Но только стали всерьез собираться, пришло письмо из Нарвы.
Семен Никитич писал коротко и сбивчиво, что мать опасно занемогла и теряют надежду на ее выздоровление. Сказать правду деду Яков Александрович не решился, а соврал, что спешно требуют его в Новгород. Обещал, что приедет за ним еще до рождества, и спешно отправился в Нарву.
Добрался быстро, на пятый день, но матери в живых не застал. И не видел даже ее. Похоронили накануне его приезда. Оказалось, что заразилась она скарлатиной от своей падчерицы Анюты.
Семен Никитич встретил пасынка не совсем в себе от горя и от водки, за которую, видимо, крепко взялся. Улыбка пропала, он осунулся, усы поседели, обвисли, и хватался он за них, и шеей дергал уже без прежней горделивости, а как-то невпопад… Суетлив, растерян и все нет-нет — да и приложится.
Пусто и тихо было в маленьком домике. Мальчика переселили до дезинфекции к каким-то знакомым, а Анюта лежала еще в госпитале, где скончалась Анастасия Яковлевна.

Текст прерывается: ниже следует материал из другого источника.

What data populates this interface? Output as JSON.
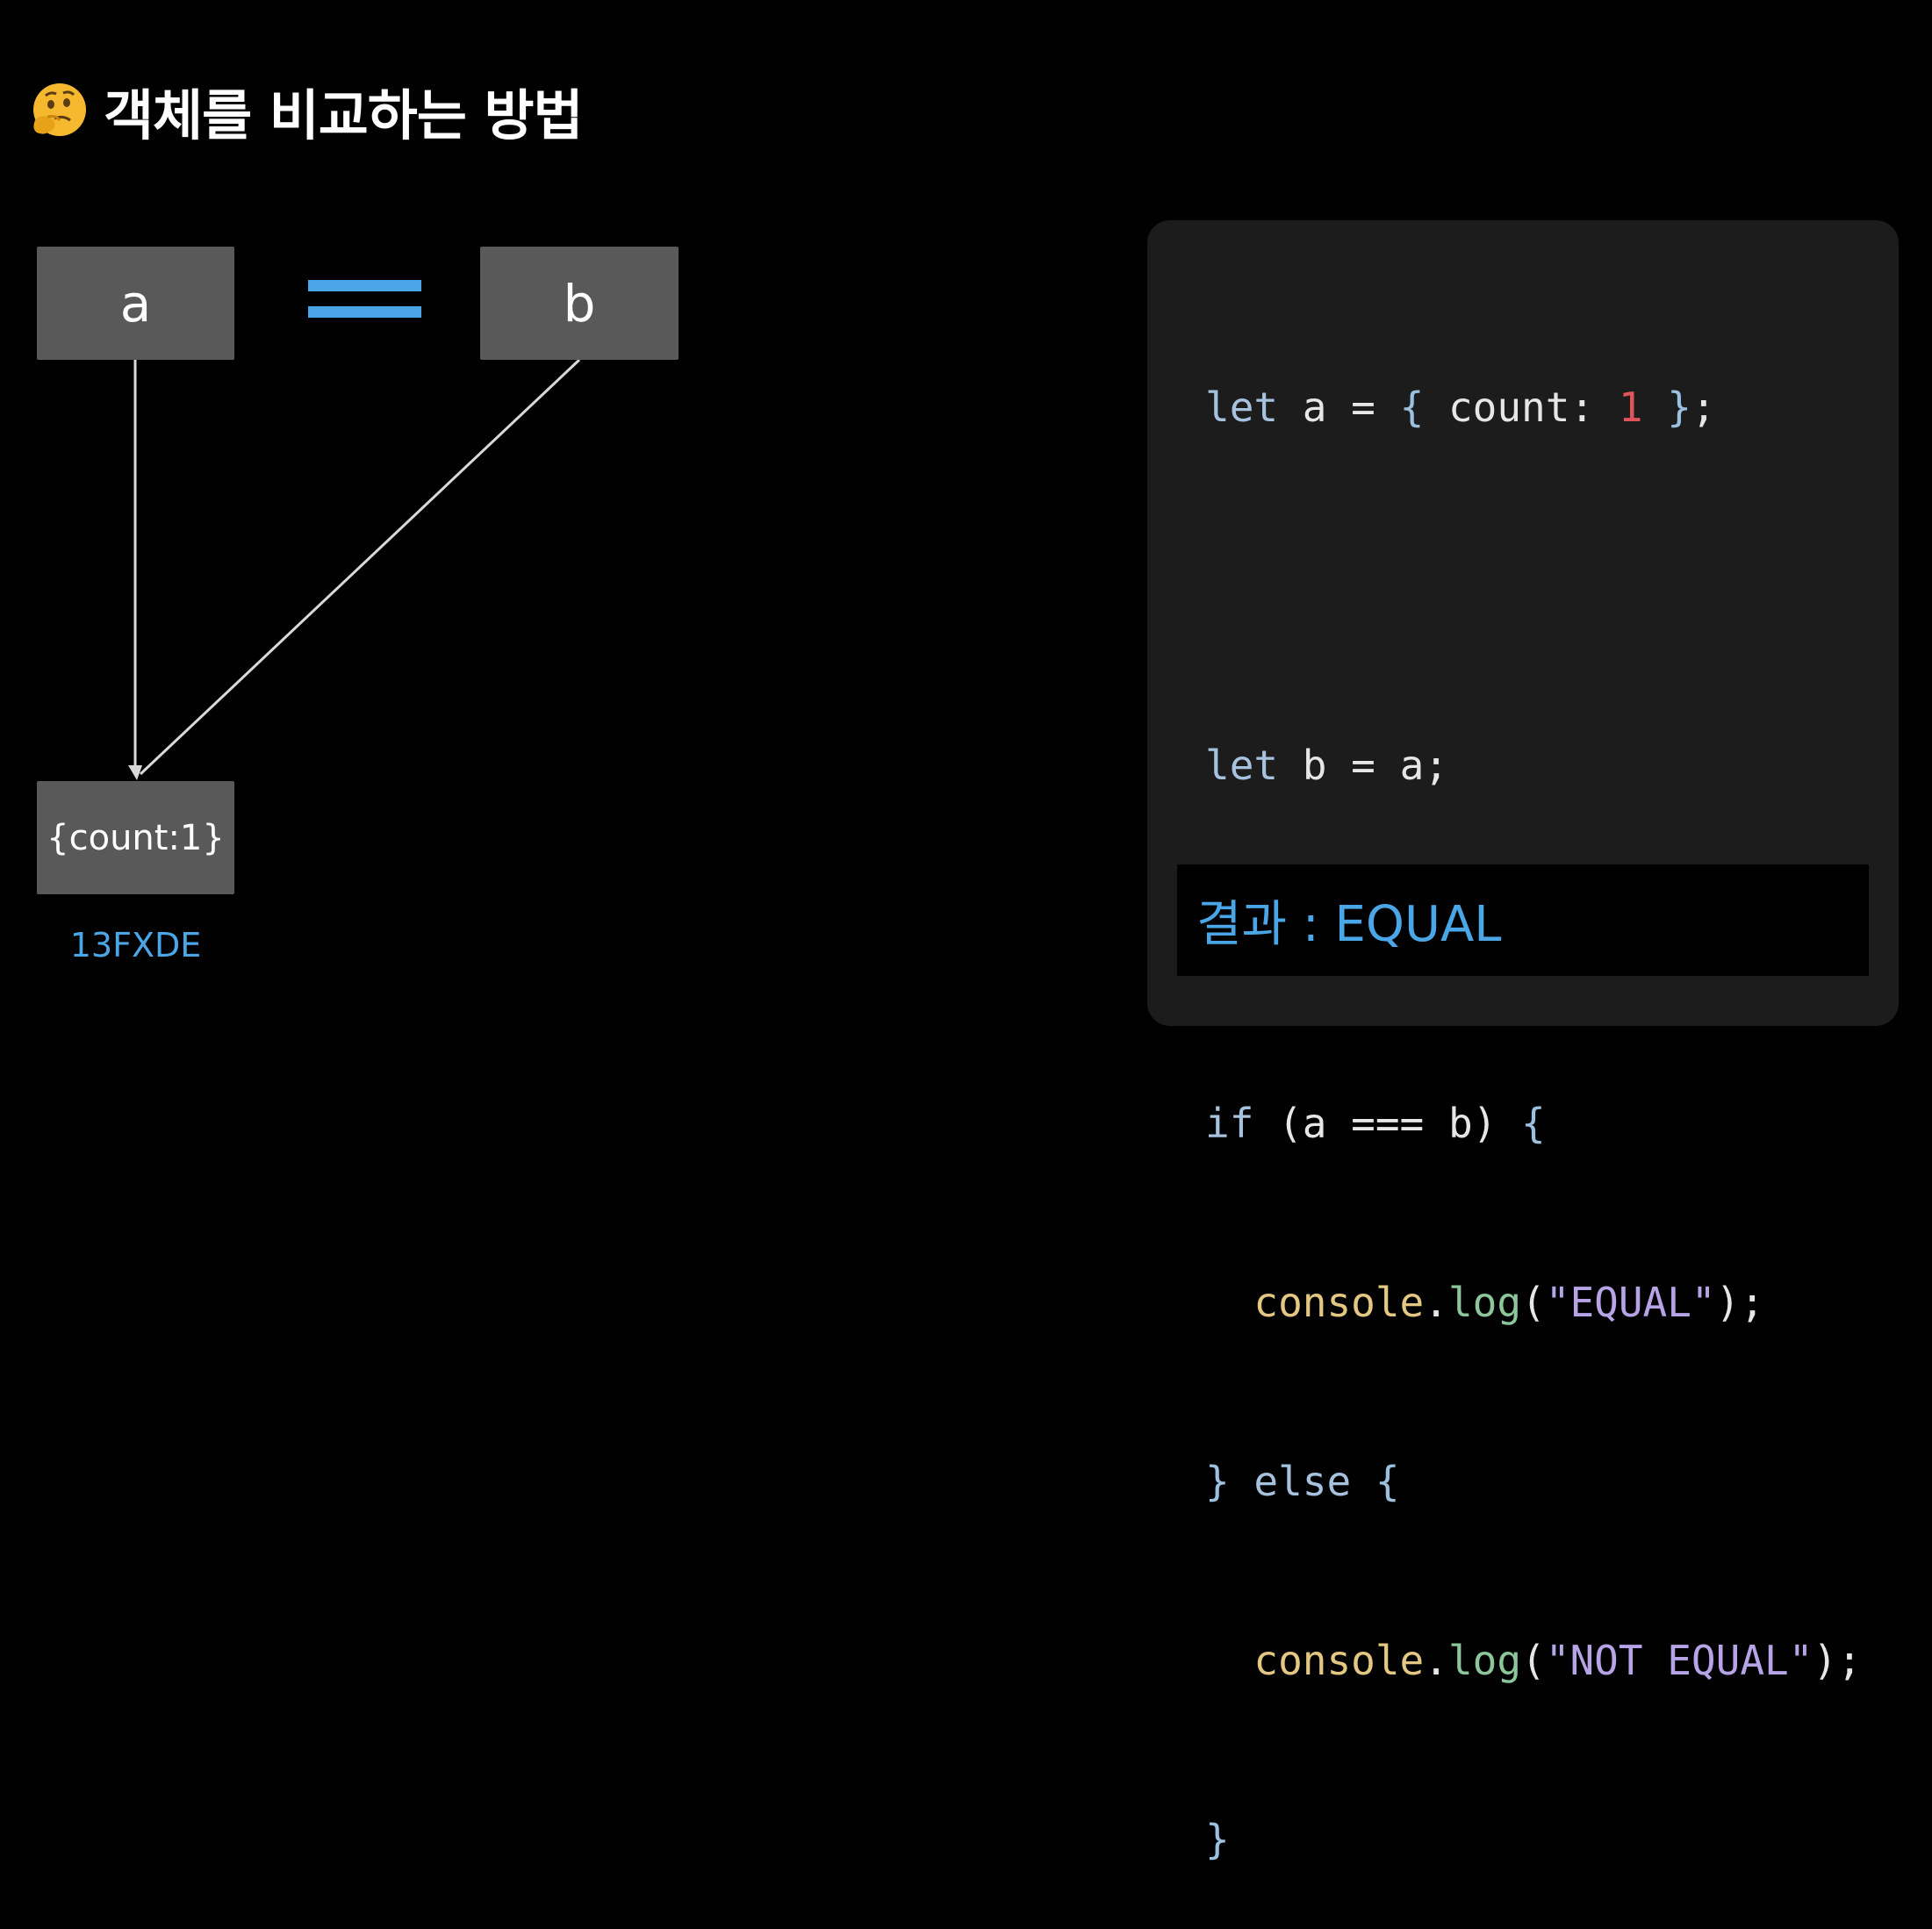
{
  "title": {
    "emoji_icon": "thinking-face-icon",
    "text": "객체를 비교하는 방법"
  },
  "diagram": {
    "box_a_label": "a",
    "box_b_label": "b",
    "object_label": "{count:1}",
    "address": "13FXDE",
    "operator_icon": "double-equals-icon"
  },
  "code": {
    "line1": {
      "t1": "let",
      "t2": " a = ",
      "t3": "{",
      "t4": " count: ",
      "t5": "1",
      "t6": " ",
      "t7": "}",
      "t8": ";"
    },
    "line3": {
      "t1": "let",
      "t2": " b = a;"
    },
    "line5": {
      "t1": "if",
      "t2": " (a === b) ",
      "t3": "{"
    },
    "line6": {
      "t1": "  ",
      "t2": "console",
      "t3": ".",
      "t4": "log",
      "t5": "(",
      "t6": "\"EQUAL\"",
      "t7": ");"
    },
    "line7": {
      "t1": "}",
      "t2": " else ",
      "t3": "{"
    },
    "line8": {
      "t1": "  ",
      "t2": "console",
      "t3": ".",
      "t4": "log",
      "t5": "(",
      "t6": "\"NOT EQUAL\"",
      "t7": ");"
    },
    "line9": {
      "t1": "}"
    }
  },
  "result": {
    "text": "결과 : EQUAL"
  },
  "colors": {
    "accent_blue": "#4aa6e6",
    "box_gray": "#595959",
    "panel_bg": "#1c1c1c"
  }
}
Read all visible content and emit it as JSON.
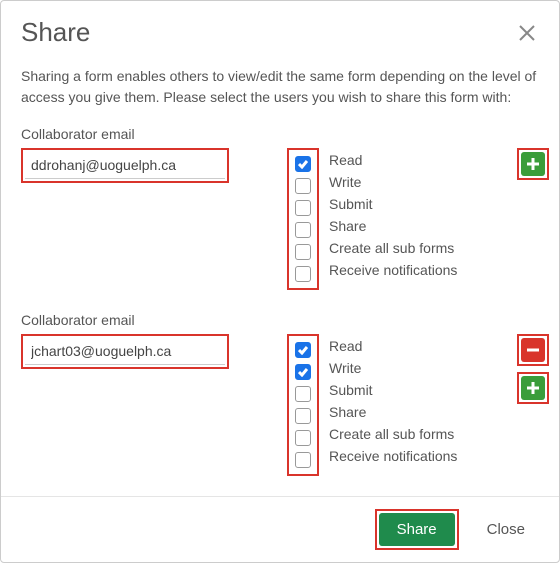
{
  "title": "Share",
  "description": "Sharing a form enables others to view/edit the same form depending on the level of access you give them. Please select the users you wish to share this form with:",
  "collab_label": "Collaborator email",
  "permissions": [
    "Read",
    "Write",
    "Submit",
    "Share",
    "Create all sub forms",
    "Receive notifications"
  ],
  "collaborators": [
    {
      "email": "ddrohanj@uoguelph.ca",
      "checked": [
        true,
        false,
        false,
        false,
        false,
        false
      ],
      "actions": [
        "add"
      ]
    },
    {
      "email": "jchart03@uoguelph.ca",
      "checked": [
        true,
        true,
        false,
        false,
        false,
        false
      ],
      "actions": [
        "remove",
        "add"
      ]
    }
  ],
  "footer": {
    "share": "Share",
    "close": "Close"
  }
}
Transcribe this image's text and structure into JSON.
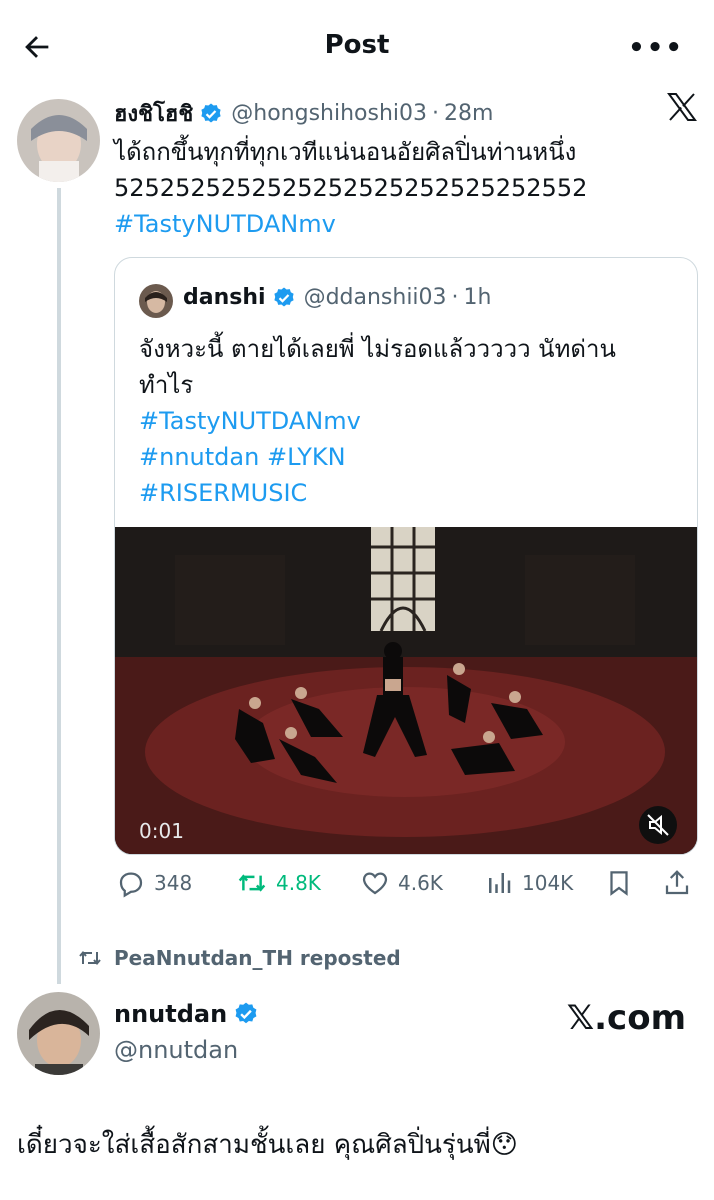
{
  "header": {
    "title": "Post"
  },
  "main_post": {
    "name": "ฮงชิโฮชิ",
    "handle": "@hongshihoshi03",
    "time": "28m",
    "text_line1": "ได้ถกขึ้นทุกที่ทุกเวทีแน่นอนอัยศิลปิ่นท่านหนึ่ง",
    "text_line2": "5252525252525252525252525252552",
    "hashtag": "#TastyNUTDANmv"
  },
  "quoted_post": {
    "name": "danshi",
    "handle": "@ddanshii03",
    "time": "1h",
    "text_line1": "จังหวะนี้ ตายได้เลยพี่ ไม่รอดแล้ววววว นัทด่าน",
    "text_line2": "ทำไร",
    "hashtag1": "#TastyNUTDANmv",
    "hashtag2": "#nnutdan",
    "hashtag3": "#LYKN",
    "hashtag4": "#RISERMUSIC",
    "video_time": "0:01"
  },
  "actions": {
    "replies": "348",
    "reposts": "4.8K",
    "likes": "4.6K",
    "views": "104K"
  },
  "repost_info": {
    "text": "PeaNnutdan_TH reposted"
  },
  "second_post": {
    "name": "nnutdan",
    "handle": "@nnutdan",
    "text": "เดี๋ยวจะใส่เสื้อสักสามชั้นเลย คุณศิลปิ่นรุ่นพี่😯"
  },
  "watermark": "𝕏.com",
  "colors": {
    "accent": "#1d9bf0",
    "repost_green": "#00ba7c",
    "muted": "#536471"
  }
}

В первый же вечер приезжий с хозяином долго сидели вдвоем. То молчали тягостно, то Семен Никитич рассказывал о ее последних днях. Наконец встал с такими словами:
— Ну, я пойду, прилягу, завтра ведь на службу мне… — И вдруг отчаяние зазвучало в его голосе… — Как только я там каждый день бывать смогу, где она умирала?.. — Потом справился с собой и указал на комод: — Там, во втором ящике, вещи ее какие-то лежат… Когда уж совсем стала плоха, вам передать велела.
Он ушел за перегородку, лег и затих, а Яков Александрович выдвинул ящик и нашел узел. В чистой холстине завернут был голубой шугайчик, в нем тетрадка со стихами, что отец когда-то переписывал, и еще в лоскутке шелковом обручальное кольцо. Вот, значит, с чем она расстаться не решилась и в новой своей жизни. О чем вспомнила в смертный час свой…
Как бранил себя в ту ночь Яков Александрович, что прямо из полка не поехал к матери. Чего бы не отдал за возможность еще раз увидеть ее, почувствовать ее ласку! Потом думал, как сообщит деду страшное известие. Наконец постарался сообразить, что должен предпринять с ребятами. Ясно видел, что Семену Никитичу не под силу следить за их развитием, направлять их. Выходило, надо отложить надолго, если не навсегда, планы об университете. Предстояло наладить жизнь совсем по-другому — на много лет осесть в городе около гимназии, искать заработков сверх жалованья, создавать прочное «гнездо», сразу, неожиданно став во главе семьи. Впереди была нешуточная задача — воспитать двух малолеток. И приступать к ней приходилось именно тогда, когда впервые собрался по-настоящему заняться самим собой…
Этим и кончил свой второй рассказ старый учитель. На верхушках сосен догорал закат, а у нас, внизу, заметно темнело. Из лесу тянуло прохладой. Далеко, должно быть за рекой, играла гармонь.
Первым нарушил молчание опять Матюшка, вопросом, очень похожим на тот, что задал накануне:
— Что ж, так и не видели вы больше тех-то, офицеров богатых, дядиных сыновей?
— Видел, довелось с ними еще не раз встретиться, — отвечал Яков Александрович. — Только пути наши — мысли и дела — оказались совсем разные. Я, думается мне, чем больше жил, тем теснее к мужику прилеплялся, а они народу всегда врагами были… Последний раз я двоюродного своего племянника, товарища прокурора, в нашем Старосольске мельком видел, если не ошибаюсь, в 1912 году. И хотя он был мне по крови самый ближайший родственник, но от всего, что тогда о нем стороной слышал, показалось мне, что и он по пути дядюшки Николая Дмитриевича пошел… Помните, Володя, ваш вопрос в пряничной у Порохова о нашем родстве?